A questo punto ci si augura che il legislatore rivisiti il provvedimento facendo un’analisi dettagliata delle conseguenze che potrebbe subire il settore delle agroenergie, quello del biogas agricolo in particolare, estendendo, per esempio, il periodo transitorio per gli anni successivi.
D: Questa misura vale per tutte le fonti rinnovabili – biogas, fv e biomasse indistintamente?
R: La misura introdotta impatta il reddito ottenuto sostanzialmente dalla vendita di energia elettrica e termica da fonti rinnovabili agroforestali (quindi biomasse e biogas) e fotovoltaiche, e di biocarburanti o prodotti chimici, ottenuti prevalentemente dalla coltivazione del fondo agricolo.

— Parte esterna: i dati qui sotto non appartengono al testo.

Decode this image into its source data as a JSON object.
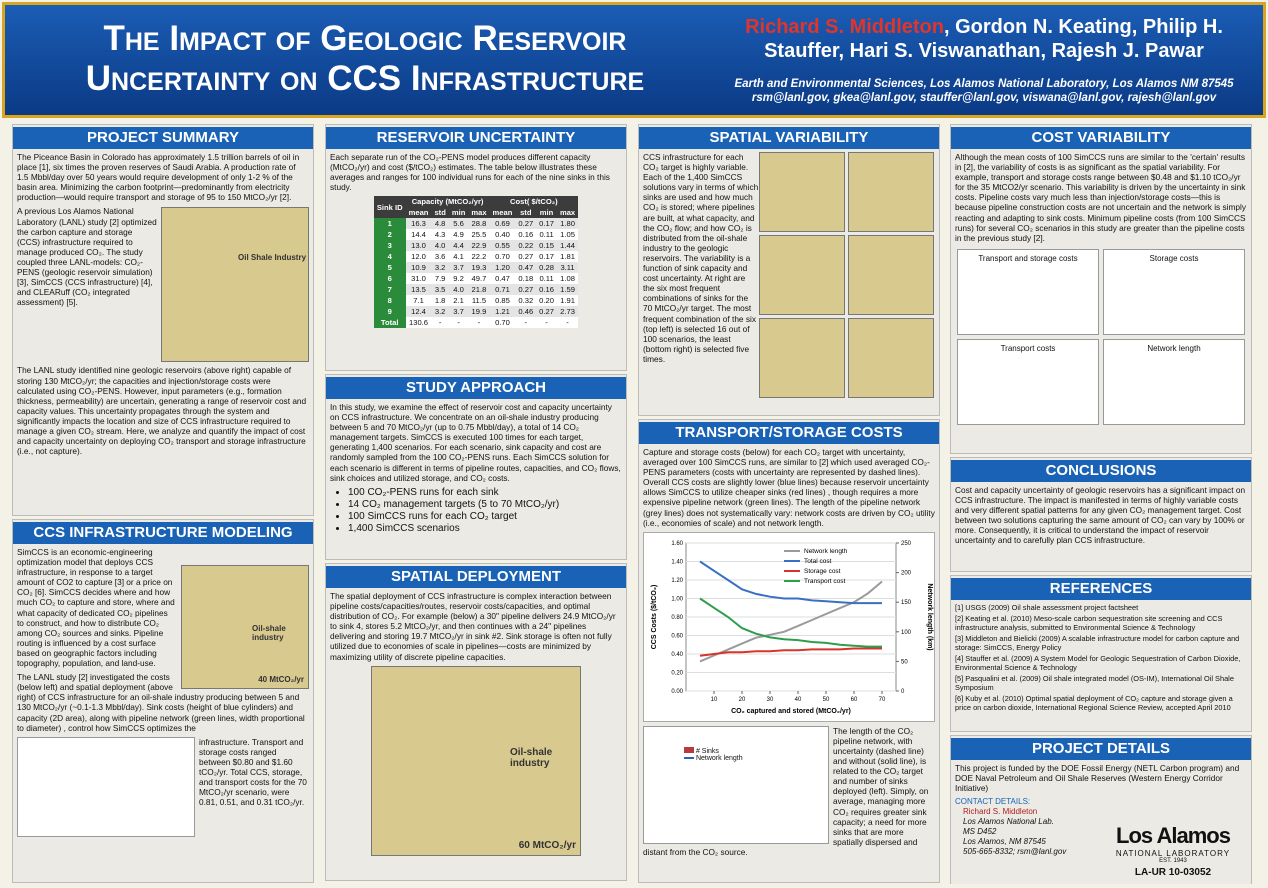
{
  "header": {
    "title": [
      "The Impact of Geologic Reservoir",
      "Uncertainty on CCS Infrastructure"
    ],
    "lead_author": "Richard S. Middleton",
    "other_authors": ", Gordon N. Keating, Philip H. Stauffer, Hari S. Viswanathan, Rajesh J. Pawar",
    "affiliation": "Earth and Environmental Sciences, Los Alamos National Laboratory, Los Alamos NM 87545",
    "emails": "rsm@lanl.gov, gkea@lanl.gov, stauffer@lanl.gov, viswana@lanl.gov, rajesh@lanl.gov"
  },
  "project_summary": {
    "heading": "PROJECT SUMMARY",
    "p1": "The Piceance Basin in Colorado has approximately 1.5 trillion barrels of oil in place [1], six times the proven reserves of Saudi Arabia. A production rate of 1.5 Mbbl/day over 50 years would require development of only 1-2 % of the basin area. Minimizing the carbon footprint—predominantly from electricity production—would require transport and storage of 95 to 150 MtCO₂/yr [2].",
    "p2": "A previous Los Alamos National Laboratory (LANL) study [2] optimized the carbon capture and storage (CCS) infrastructure required to manage produced CO₂. The study coupled three LANL-models: CO₂-PENS (geologic reservoir simulation) [3], SimCCS (CCS infrastructure) [4], and CLEARuff (CO₂ integrated assessment) [5].",
    "map_label": "Oil Shale Industry",
    "p3": "The LANL study identified nine geologic reservoirs (above right) capable of storing 130 MtCO₂/yr; the capacities and injection/storage costs were calculated using CO₂-PENS. However, input parameters (e.g., formation thickness, permeability) are uncertain, generating a range of reservoir cost and capacity values. This uncertainty propagates through the system and significantly impacts the location and size of CCS infrastructure required to manage a given CO₂ stream. Here, we analyze and quantify the impact of cost and capacity uncertainty on deploying CO₂ transport and storage infrastructure (i.e., not capture)."
  },
  "ccs_modeling": {
    "heading": "CCS INFRASTRUCTURE MODELING",
    "p1": "SimCCS is an economic-engineering optimization model that deploys CCS infrastructure, in response to a target amount of CO2 to capture [3] or a price on CO₂ [6]. SimCCS decides where and how much CO₂ to capture and store, where and what capacity of dedicated CO₂ pipelines to construct, and how to distribute CO₂ among CO₂ sources and sinks. Pipeline routing is influenced by a cost surface based on geographic factors including topography, population, and land-use.",
    "map_label": "Oil-shale industry",
    "map_target": "40 MtCO₂/yr",
    "p2": "The LANL study [2] investigated the costs (below left) and spatial deployment (above right) of CCS infrastructure for an oil-shale industry producing between 5 and 130 MtCO₂/yr (~0.1-1.3 Mbbl/day). Sink costs (height of blue cylinders) and capacity (2D area), along with pipeline network (green lines, width proportional to diameter) , control how SimCCS optimizes the",
    "p3": "infrastructure. Transport and storage costs ranged between $0.80 and $1.60 tCO₂/yr. Total CCS, storage, and transport costs for the 70 MtCO₂/yr scenario, were 0.81, 0.51, and 0.31 tCO₂/yr."
  },
  "reservoir_uncertainty": {
    "heading": "RESERVOIR UNCERTAINTY",
    "p1": "Each separate run of the CO₂-PENS model produces different capacity (MtCO₂/yr) and cost ($/tCO₂) estimates. The table below illustrates these averages and ranges for 100 individual runs for each of the nine sinks in this study.",
    "table": {
      "group_headers": [
        "Sink ID",
        "Capacity (MtCO₂/yr)",
        "Cost( $/tCO₂)"
      ],
      "sub_headers": [
        "mean",
        "std",
        "min",
        "max",
        "mean",
        "std",
        "min",
        "max"
      ],
      "rows": [
        [
          "1",
          "16.3",
          "4.8",
          "5.6",
          "28.8",
          "0.69",
          "0.27",
          "0.17",
          "1.80"
        ],
        [
          "2",
          "14.4",
          "4.3",
          "4.9",
          "25.5",
          "0.40",
          "0.16",
          "0.11",
          "1.05"
        ],
        [
          "3",
          "13.0",
          "4.0",
          "4.4",
          "22.9",
          "0.55",
          "0.22",
          "0.15",
          "1.44"
        ],
        [
          "4",
          "12.0",
          "3.6",
          "4.1",
          "22.2",
          "0.70",
          "0.27",
          "0.17",
          "1.81"
        ],
        [
          "5",
          "10.9",
          "3.2",
          "3.7",
          "19.3",
          "1.20",
          "0.47",
          "0.28",
          "3.11"
        ],
        [
          "6",
          "31.0",
          "7.9",
          "9.2",
          "49.7",
          "0.47",
          "0.18",
          "0.11",
          "1.08"
        ],
        [
          "7",
          "13.5",
          "3.5",
          "4.0",
          "21.8",
          "0.71",
          "0.27",
          "0.16",
          "1.59"
        ],
        [
          "8",
          "7.1",
          "1.8",
          "2.1",
          "11.5",
          "0.85",
          "0.32",
          "0.20",
          "1.91"
        ],
        [
          "9",
          "12.4",
          "3.2",
          "3.7",
          "19.9",
          "1.21",
          "0.46",
          "0.27",
          "2.73"
        ],
        [
          "Total",
          "130.6",
          "-",
          "-",
          "-",
          "0.70",
          "-",
          "-",
          "-"
        ]
      ]
    }
  },
  "study_approach": {
    "heading": "STUDY APPROACH",
    "p1": "In this study, we examine the effect of reservoir cost and capacity uncertainty on CCS infrastructure. We concentrate on an oil-shale industry producing between 5 and 70 MtCO₂/yr (up to 0.75 Mbbl/day), a total of 14 CO₂ management targets. SimCCS is executed 100 times for each target, generating 1,400 scenarios. For each scenario, sink capacity and cost are randomly sampled from the 100 CO₂-PENS runs. Each SimCCS solution for each scenario is different in terms of pipeline routes, capacities, and CO₂ flows, sink choices and utilized storage, and CO₂ costs.",
    "bullets": [
      "100 CO₂-PENS runs for each sink",
      "14 CO₂ management targets (5 to 70 MtCO₂/yr)",
      "100 SimCCS runs for each CO₂ target",
      "1,400 SimCCS scenarios"
    ]
  },
  "spatial_deployment": {
    "heading": "SPATIAL DEPLOYMENT",
    "p1": "The spatial deployment of CCS infrastructure is complex interaction between pipeline costs/capacities/routes, reservoir costs/capacities, and optimal distribution of CO₂. For example (below) a 30\" pipeline delivers 24.9 MtCO₂/yr to sink 4, stores 5.2 MtCO₂/yr, and then continues with a 24\" pipelines delivering and storing 19.7 MtCO₂/yr in sink #2. Sink storage is often not fully utilized due to economies of scale in pipelines—costs are minimized by maximizing utility of discrete pipeline capacities.",
    "map_label": "Oil-shale industry",
    "map_target": "60 MtCO₂/yr"
  },
  "spatial_variability": {
    "heading": "SPATIAL VARIABILITY",
    "p1": "CCS infrastructure for each CO₂ target is highly variable. Each of the 1,400 SimCCS solutions vary in terms of which sinks are used and how much CO₂ is stored; where pipelines are built, at what capacity, and the CO₂ flow; and how CO₂ is distributed from the oil-shale industry to the geologic reservoirs. The variability is a function of sink capacity and cost uncertainty. At right are the six most frequent combinations of sinks for the 70 MtCO₂/yr target. The most frequent combination of the six (top left) is selected 16 out of 100 scenarios, the least (bottom right) is selected five times."
  },
  "transport_storage": {
    "heading": "TRANSPORT/STORAGE COSTS",
    "p1": "Capture and storage costs (below) for each CO₂ target with uncertainty, averaged over 100 SimCCS runs, are similar to [2] which used averaged CO₂-PENS parameters (costs with uncertainty are represented by dashed lines). Overall CCS costs are slightly lower (blue lines) because reservoir uncertainty allows SimCCS to utilize cheaper sinks (red lines) , though requires a more expensive pipeline network (green lines). The length of the pipeline network (grey lines) does not systematically vary: network costs are driven by CO₂ utility (i.e., economies of scale) and not network length.",
    "p2": "The length of the CO₂ pipeline network, with uncertainty (dashed line) and without (solid line), is related to the CO₂ target and number of sinks deployed (left). Simply, on average, managing more CO₂ requires greater sink capacity; a need for more sinks that are more spatially dispersed and distant from the CO₂ source.",
    "small_legend": [
      "# Sinks",
      "Network length"
    ]
  },
  "cost_variability": {
    "heading": "COST VARIABILITY",
    "p1": "Although the mean costs of 100 SimCCS runs are similar to the 'certain' results in [2], the variability of costs is as significant as the spatial variability. For example, transport and storage costs range between $0.48 and $1.10 tCO₂/yr for the 35 MtCO2/yr scenario. This variability is driven by the uncertainty in sink costs. Pipeline costs vary much less than injection/storage costs—this is because pipeline construction costs are not uncertain and the network is simply reacting and adapting to sink costs. Minimum pipeline costs (from 100 SimCCS runs) for several CO₂ scenarios in this study are greater than the pipeline costs in the previous study [2].",
    "panels": [
      "Transport and storage costs",
      "Storage costs",
      "Transport costs",
      "Network length"
    ]
  },
  "conclusions": {
    "heading": "CONCLUSIONS",
    "p1": "Cost and capacity uncertainty of geologic reservoirs has a significant impact on CCS infrastructure. The impact is manifested in terms of highly variable costs and very different spatial patterns for any given CO₂ management target. Cost between two solutions capturing the same amount of CO₂ can vary by 100% or more. Consequently, it is critical to understand the impact of reservoir uncertainty and to carefully plan CCS infrastructure."
  },
  "references": {
    "heading": "REFERENCES",
    "items": [
      "[1] USGS (2009) Oil shale assessment project factsheet",
      "[2] Keating et al. (2010) Meso-scale carbon sequestration site screening and CCS infrastructure analysis, submitted to Environmental Science & Technology",
      "[3] Middleton and Bielicki (2009) A scalable infrastructure model for carbon capture and storage: SimCCS, Energy Policy",
      "[4] Stauffer et al. (2009) A System Model for Geologic Sequestration of Carbon Dioxide, Environmental Science & Technology",
      "[5] Pasqualini et al. (2009) Oil shale integrated model (OS-IM), International Oil Shale Symposium",
      "[6] Kuby et al. (2010) Optimal spatial deployment of CO₂ capture and storage given a price on carbon dioxide, International Regional Science Review, accepted April 2010"
    ]
  },
  "project_details": {
    "heading": "PROJECT DETAILS",
    "p1": "This project is funded by the DOE Fossil Energy (NETL Carbon program) and DOE Naval Petroleum and Oil Shale Reserves (Western Energy Corridor Initiative)",
    "contact_heading": "CONTACT DETAILS:",
    "contact_name": "Richard S. Middleton",
    "contact_lines": [
      "Los Alamos National Lab.",
      "MS D452",
      "Los Alamos, NM 87545",
      "505-665-8332; rsm@lanl.gov"
    ],
    "logo_name": "Los Alamos",
    "logo_sub": "NATIONAL LABORATORY",
    "logo_est": "EST. 1943",
    "report_number": "LA-UR 10-03052"
  },
  "chart_data": {
    "type": "line",
    "xlabel": "CO₂ captured and stored (MtCO₂/yr)",
    "ylabel": "CCS Costs ($/tCO₂)",
    "y2label": "Network length (km)",
    "x": [
      5,
      10,
      15,
      20,
      25,
      30,
      35,
      40,
      45,
      50,
      55,
      60,
      65,
      70
    ],
    "xlim": [
      0,
      75
    ],
    "xticks": [
      10,
      20,
      30,
      40,
      50,
      60,
      70
    ],
    "ylim": [
      0,
      1.6
    ],
    "yticks": [
      {
        "value": 0,
        "label": "0.00"
      },
      {
        "value": 0.2,
        "label": "0.20"
      },
      {
        "value": 0.4,
        "label": "0.40"
      },
      {
        "value": 0.6,
        "label": "0.60"
      },
      {
        "value": 0.8,
        "label": "0.80"
      },
      {
        "value": 1,
        "label": "1.00"
      },
      {
        "value": 1.2,
        "label": "1.20"
      },
      {
        "value": 1.4,
        "label": "1.40"
      },
      {
        "value": 1.6,
        "label": "1.60"
      }
    ],
    "y2lim": [
      0,
      250
    ],
    "y2ticks": [
      0,
      50,
      100,
      150,
      200,
      250
    ],
    "series": [
      {
        "name": "Network length",
        "color": "#9a9a9a",
        "axis": "y2",
        "values": [
          50,
          60,
          70,
          80,
          90,
          95,
          100,
          110,
          120,
          130,
          140,
          150,
          165,
          185
        ]
      },
      {
        "name": "Total cost",
        "color": "#3a6fc4",
        "values": [
          1.4,
          1.3,
          1.2,
          1.1,
          1.05,
          1.02,
          1,
          1,
          0.98,
          0.97,
          0.96,
          0.95,
          0.95,
          0.95
        ]
      },
      {
        "name": "Storage cost",
        "color": "#d6352c",
        "values": [
          0.38,
          0.4,
          0.42,
          0.42,
          0.43,
          0.43,
          0.44,
          0.44,
          0.45,
          0.45,
          0.45,
          0.46,
          0.46,
          0.46
        ]
      },
      {
        "name": "Transport cost",
        "color": "#2e9e4c",
        "values": [
          1,
          0.9,
          0.8,
          0.68,
          0.62,
          0.58,
          0.56,
          0.55,
          0.53,
          0.52,
          0.5,
          0.49,
          0.48,
          0.48
        ]
      }
    ]
  }
}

Si tratta di attività connesse a quella agricola che prima dell’introduzione di tale provvedimento contribuiva al reddito agrario delle aziende.
Il settore che risentirà maggiormente della modifica del trattamento fiscale è quello del biogas; un settore che ha avuto una crescita repentina negli ultimi 5 anni, che rappresenta all’incirca 1000 MW installati sul territorio italiano e che ha il beneficio di procurarsi la materia prima direttamente “in casa” utilizzando in maniera efficiente i sottoprodotti generati dalle attività agricole e zootecniche.
D: Per l’agricoltura rimane ancora interessante investire nelle rinnovabili? Come credete che potrà reagire il settore?
R: La misura così com’è stata decretata a partire dal 2015 pregiudica sicuramente gli investimenti, scoraggiando e allontanando, di conseguenza, gli imprenditori agricoli dal settore della produzione di energia, se non per l’utilizzo in autoconsumo. Inoltre, la modifica pregiudicherebbe una filiera che è in procinto di affermarsi, ovvero quella del biometano, che di fatto costituisce un biocarburante ottenuto da prodotti provenienti dalla coltivazione del fondo agricolo, la cui produzione, verrà esclusa dal reddito agrario. Infine, la ratio del provvedimento, che da un’analisi del legislatore prevede un gettito di 45 milioni di euro per il 2015, risulta essere in contraddizione alla tendenza del DM 6 luglio 2012 (Incentivazione della produzione di energia elettrica da impianti a fonti rinnovabili diversi dai fotovoltaici) il quale, se da una parte ha introdotto un sistema di incentivazione complesso e scoraggiante, specialmente in termini di tariffe, dall’altra ha mantenuto un occhio di riguardo per i piccoli impianti, riconoscendo l’accesso diretto agli incentivi per gli impianti a biomasse e biogas di potenza inferiore ai 200/100 kW che utilizzano prodotti e sottoprodotti biologici, e prevedendo alcune premialità aggiuntive.